You can’t help but feel for the pair in this photo. Those ponchos don’t seem to be doing anything. Then again, the umbrella might’ve struggled, too. This snap was taken in the middle of a nor’easter in Boston, Massachusetts, in March 2023. These are not your standard rain showers. Instead, these weather fronts are relentless storms that form on the East Coast, with much of the wind emanating out of the northeast. Hence the name!

27. Ice storm in New York City

The person in this particular shot is a braver soul than most. Would you walk your canine friend in the middle of a freezing blizzard? A penny for the dog’s thoughts! This is yet another photo from that record-breaking snowstorm in New York City in January 2016 — Brooklyn to be exact. As we can see, the conditions brought pretty much everything to a standstill.

28. Precipitation shaft, Colorado

Nope, that’s not a smudge on the camera lens! This shot captured what’s known as a precipitation shaft in Colorado. Quite simply, it’s a pillar of rain that appears near the bottom of a cloud. It’s an eye-catching sight, wouldn’t you agree? And the rainbow here is a nice added bonus. We wouldn’t want to stand right under it, though.

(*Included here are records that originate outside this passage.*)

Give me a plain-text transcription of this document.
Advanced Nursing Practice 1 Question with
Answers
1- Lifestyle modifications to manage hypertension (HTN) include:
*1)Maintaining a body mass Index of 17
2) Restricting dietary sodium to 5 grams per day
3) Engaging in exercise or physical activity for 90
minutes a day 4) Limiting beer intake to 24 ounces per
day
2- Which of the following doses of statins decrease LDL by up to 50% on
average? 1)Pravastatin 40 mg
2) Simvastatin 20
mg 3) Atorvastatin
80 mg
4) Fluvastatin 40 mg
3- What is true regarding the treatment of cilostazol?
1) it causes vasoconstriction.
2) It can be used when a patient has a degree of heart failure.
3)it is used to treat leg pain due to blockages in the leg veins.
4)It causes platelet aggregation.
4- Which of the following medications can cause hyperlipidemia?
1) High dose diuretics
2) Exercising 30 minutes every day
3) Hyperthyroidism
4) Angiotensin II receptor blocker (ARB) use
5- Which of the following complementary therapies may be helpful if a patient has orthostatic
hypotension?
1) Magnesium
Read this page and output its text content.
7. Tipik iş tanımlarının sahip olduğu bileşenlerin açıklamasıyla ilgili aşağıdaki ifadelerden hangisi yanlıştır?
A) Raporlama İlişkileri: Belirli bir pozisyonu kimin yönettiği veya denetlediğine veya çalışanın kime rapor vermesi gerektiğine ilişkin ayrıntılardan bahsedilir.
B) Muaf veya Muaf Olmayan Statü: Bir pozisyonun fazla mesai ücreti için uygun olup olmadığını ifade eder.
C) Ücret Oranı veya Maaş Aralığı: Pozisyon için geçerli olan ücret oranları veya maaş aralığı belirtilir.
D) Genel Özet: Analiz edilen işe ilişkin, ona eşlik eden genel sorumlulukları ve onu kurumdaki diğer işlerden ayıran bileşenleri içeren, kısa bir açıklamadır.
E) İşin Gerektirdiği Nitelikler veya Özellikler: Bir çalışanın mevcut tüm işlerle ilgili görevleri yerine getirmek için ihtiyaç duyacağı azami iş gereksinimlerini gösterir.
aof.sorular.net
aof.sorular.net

29. Hurricane Delta flooding, Louisiana

The timing of Hurricane Delta couldn’t have been worse. Just a couple of months before it hit Creole, Louisiana, the state had already faced a huge storm in the shape of Hurricane Laura. It did plenty of damage, and Delta added to the headaches following its arrival in October 2020. As this picture shows, the flooding was a direct result of the second hurricane, while the other destruction came courtesy of Laura.

30. Freezing temperatures Lake Erie, New York

We’ve already seen how dicy it can be near Lake Erie in the winter, but this snap from December 2022 is on another level. Have you ever seen ice like that?! Buried beneath all those icicles was a restaurant, which felt the full force of Storm Elliot. That weather front boasted freezing winds in excess of 70 miles per hour, hitting the local community just days before Christmas.